Almost three years after Fraser Smith passed on, the financial technique he popularized (the Smith Manoeuvre) is still actively used. One of the most common questions prospective Smith Manoeuvre users have is, “What is the best mortgage to do it with?”
That answer hinges on where you trade, the mortgage rate and terms you receive, and who advises you on your investments, among other things. But if you’re a self-directed investor, one solution stands out: the Scotiabank STEP.
The STEP is one of just a handful of mortgages well suited to the Smith Manoeuvre. It has:
Automatic readvancing (i.e., as you pay down the mortgage, you can instantly re-borrow that money)

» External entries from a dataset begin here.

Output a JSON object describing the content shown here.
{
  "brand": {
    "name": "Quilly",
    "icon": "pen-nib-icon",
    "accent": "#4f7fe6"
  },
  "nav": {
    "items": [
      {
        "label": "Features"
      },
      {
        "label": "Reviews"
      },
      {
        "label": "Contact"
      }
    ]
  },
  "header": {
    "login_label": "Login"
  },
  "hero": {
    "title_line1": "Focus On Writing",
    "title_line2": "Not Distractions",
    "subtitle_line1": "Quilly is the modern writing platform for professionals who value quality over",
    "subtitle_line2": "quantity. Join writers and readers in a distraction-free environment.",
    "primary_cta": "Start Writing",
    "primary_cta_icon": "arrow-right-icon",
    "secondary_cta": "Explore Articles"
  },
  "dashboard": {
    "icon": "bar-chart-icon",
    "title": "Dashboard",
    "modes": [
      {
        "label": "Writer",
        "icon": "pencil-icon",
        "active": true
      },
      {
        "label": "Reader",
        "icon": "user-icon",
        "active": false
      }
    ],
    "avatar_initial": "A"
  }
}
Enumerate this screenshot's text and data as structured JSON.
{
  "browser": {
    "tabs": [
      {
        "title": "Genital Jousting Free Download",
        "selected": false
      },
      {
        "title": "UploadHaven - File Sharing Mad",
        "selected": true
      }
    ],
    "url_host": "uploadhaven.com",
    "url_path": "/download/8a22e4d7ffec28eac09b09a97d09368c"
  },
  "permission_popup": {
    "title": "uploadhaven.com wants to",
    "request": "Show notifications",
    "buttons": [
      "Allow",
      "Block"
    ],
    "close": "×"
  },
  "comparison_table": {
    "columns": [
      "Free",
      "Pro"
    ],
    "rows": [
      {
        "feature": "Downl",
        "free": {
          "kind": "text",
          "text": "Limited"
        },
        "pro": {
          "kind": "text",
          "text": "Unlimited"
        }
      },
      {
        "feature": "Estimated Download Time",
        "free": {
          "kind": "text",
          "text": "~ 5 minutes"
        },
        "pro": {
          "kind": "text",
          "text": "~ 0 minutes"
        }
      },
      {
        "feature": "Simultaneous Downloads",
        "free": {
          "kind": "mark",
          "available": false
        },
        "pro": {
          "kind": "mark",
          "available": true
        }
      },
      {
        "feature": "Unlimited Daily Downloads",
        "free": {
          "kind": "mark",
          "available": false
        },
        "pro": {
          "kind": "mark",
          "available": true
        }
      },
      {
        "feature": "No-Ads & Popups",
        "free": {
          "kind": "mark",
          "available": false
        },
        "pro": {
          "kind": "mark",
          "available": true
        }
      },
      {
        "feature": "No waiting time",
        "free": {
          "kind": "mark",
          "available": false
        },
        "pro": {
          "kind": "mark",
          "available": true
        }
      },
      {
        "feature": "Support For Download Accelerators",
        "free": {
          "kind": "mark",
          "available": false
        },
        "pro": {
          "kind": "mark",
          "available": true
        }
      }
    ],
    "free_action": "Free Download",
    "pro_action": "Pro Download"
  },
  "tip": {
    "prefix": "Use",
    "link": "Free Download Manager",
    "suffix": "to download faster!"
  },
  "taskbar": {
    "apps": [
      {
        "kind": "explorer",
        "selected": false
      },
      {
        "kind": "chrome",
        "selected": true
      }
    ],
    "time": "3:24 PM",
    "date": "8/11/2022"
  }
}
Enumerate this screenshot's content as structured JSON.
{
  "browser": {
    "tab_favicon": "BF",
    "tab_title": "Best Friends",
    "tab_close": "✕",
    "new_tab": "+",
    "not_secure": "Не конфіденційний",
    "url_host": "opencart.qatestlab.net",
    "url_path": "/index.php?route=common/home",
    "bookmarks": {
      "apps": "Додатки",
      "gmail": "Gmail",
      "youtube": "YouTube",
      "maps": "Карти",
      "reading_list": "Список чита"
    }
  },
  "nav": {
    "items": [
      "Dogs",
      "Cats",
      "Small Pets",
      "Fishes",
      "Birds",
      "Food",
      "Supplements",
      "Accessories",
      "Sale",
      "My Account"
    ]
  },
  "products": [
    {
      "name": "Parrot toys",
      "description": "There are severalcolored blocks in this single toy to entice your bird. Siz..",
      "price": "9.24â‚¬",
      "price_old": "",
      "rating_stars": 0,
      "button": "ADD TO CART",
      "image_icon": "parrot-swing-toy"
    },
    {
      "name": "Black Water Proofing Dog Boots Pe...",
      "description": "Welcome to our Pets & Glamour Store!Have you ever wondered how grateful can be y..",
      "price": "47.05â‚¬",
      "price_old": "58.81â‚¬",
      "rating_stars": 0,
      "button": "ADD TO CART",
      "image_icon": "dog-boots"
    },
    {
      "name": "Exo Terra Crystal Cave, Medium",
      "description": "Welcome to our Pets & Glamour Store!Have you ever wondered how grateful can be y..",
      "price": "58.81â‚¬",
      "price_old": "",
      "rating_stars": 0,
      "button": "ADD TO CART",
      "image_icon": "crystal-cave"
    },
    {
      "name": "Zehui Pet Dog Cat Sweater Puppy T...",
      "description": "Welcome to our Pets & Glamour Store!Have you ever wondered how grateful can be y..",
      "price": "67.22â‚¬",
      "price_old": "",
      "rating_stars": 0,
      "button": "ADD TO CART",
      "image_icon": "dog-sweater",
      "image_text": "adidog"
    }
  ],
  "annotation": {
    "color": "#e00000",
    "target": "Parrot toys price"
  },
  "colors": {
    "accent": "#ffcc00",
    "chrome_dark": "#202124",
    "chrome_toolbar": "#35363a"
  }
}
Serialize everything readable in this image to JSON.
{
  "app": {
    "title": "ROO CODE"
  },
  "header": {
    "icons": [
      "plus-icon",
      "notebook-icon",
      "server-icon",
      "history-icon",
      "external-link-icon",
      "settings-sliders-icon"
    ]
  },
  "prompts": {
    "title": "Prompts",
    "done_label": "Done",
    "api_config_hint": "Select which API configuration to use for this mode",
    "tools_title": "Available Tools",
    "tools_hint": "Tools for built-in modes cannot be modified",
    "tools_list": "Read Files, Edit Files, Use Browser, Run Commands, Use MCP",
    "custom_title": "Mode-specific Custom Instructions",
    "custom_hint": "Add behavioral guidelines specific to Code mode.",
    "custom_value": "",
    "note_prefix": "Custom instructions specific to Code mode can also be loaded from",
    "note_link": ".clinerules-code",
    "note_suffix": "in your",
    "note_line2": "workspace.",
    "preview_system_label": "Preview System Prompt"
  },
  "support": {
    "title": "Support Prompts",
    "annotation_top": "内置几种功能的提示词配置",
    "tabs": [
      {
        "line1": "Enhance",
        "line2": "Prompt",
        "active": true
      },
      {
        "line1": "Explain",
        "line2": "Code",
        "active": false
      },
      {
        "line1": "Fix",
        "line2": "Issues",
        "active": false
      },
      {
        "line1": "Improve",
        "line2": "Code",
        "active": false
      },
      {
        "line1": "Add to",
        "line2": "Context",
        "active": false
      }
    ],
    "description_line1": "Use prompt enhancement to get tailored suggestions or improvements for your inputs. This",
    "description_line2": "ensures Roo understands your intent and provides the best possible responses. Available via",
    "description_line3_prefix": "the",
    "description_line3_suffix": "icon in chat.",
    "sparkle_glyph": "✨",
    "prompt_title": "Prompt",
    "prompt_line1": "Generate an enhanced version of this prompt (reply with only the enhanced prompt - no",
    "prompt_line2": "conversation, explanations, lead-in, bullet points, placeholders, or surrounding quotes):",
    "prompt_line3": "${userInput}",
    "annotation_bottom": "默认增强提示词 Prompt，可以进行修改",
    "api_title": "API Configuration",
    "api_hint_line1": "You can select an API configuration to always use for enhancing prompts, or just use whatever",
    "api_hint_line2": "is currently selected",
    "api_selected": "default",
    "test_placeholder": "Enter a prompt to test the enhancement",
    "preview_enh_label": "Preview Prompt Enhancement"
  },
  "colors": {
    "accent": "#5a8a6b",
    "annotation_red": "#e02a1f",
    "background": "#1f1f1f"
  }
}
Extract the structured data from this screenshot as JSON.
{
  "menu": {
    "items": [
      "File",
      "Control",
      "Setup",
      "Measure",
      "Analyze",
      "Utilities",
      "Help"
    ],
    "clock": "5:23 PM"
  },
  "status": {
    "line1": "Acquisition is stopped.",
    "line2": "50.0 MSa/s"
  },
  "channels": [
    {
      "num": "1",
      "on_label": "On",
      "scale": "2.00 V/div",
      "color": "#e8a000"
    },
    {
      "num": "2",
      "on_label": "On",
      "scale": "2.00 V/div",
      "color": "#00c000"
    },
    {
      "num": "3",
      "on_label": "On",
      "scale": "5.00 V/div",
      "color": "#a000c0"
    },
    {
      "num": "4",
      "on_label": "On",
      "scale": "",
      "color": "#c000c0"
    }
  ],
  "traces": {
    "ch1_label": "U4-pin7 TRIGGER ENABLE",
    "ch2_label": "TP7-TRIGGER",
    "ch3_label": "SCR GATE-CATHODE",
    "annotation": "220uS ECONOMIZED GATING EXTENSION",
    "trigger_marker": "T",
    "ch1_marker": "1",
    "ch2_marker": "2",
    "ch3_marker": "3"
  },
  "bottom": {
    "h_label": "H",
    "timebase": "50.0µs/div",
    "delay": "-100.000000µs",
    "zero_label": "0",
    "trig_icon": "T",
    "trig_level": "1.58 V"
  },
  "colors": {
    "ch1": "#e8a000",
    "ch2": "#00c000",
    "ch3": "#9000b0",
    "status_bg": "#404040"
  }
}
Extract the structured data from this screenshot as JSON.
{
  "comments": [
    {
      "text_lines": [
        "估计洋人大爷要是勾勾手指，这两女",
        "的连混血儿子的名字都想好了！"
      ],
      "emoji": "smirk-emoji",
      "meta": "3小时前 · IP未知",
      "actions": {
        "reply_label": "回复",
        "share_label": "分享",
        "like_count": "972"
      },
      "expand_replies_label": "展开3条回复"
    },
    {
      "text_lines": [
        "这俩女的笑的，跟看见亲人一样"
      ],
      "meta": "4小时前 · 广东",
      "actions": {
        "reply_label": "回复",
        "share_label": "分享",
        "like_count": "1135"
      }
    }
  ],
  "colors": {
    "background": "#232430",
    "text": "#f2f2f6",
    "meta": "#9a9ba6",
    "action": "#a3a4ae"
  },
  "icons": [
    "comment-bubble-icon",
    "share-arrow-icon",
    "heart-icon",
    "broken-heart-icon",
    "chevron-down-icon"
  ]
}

For do-it-yourself types who plan to borrow to invest, there are few solutions as integrated as iTrade and the STEP. For one thing, you can log in to Scotiabank’s website and view your mortgage balance, line of credit (LOC) balance and iTrade account balance(s) all on the same screen.
You can also use Scotia’s website to transfer funds directly from the LOC to your iTrade account. Simply pick the “from” account, the “to” account, the amount and the effective date. (Inquire with Scotia about automating funds transfers.)
Scotia’s solution eliminates a step required by some competitors, which make you first move money from the LOC to a chequing account, and then transfer it to your investing account. This convenience matters since leveraged investing strategies require regular funds transfers.
Other lenders connect your investments and mortgage as well (e.g., RBC and BMO), but none combine the mortgage features of the STEP, the breadth of iTrade’s investment and account options, and the linkage between investing and credit line accounts like Scotiabank.
Notes: Leveraged investing entails risk. Get professional advice from a licensed financial advisor before you consider it. Disclosure: Some of our staff maintain personal investment accounts, held by the firms in this story.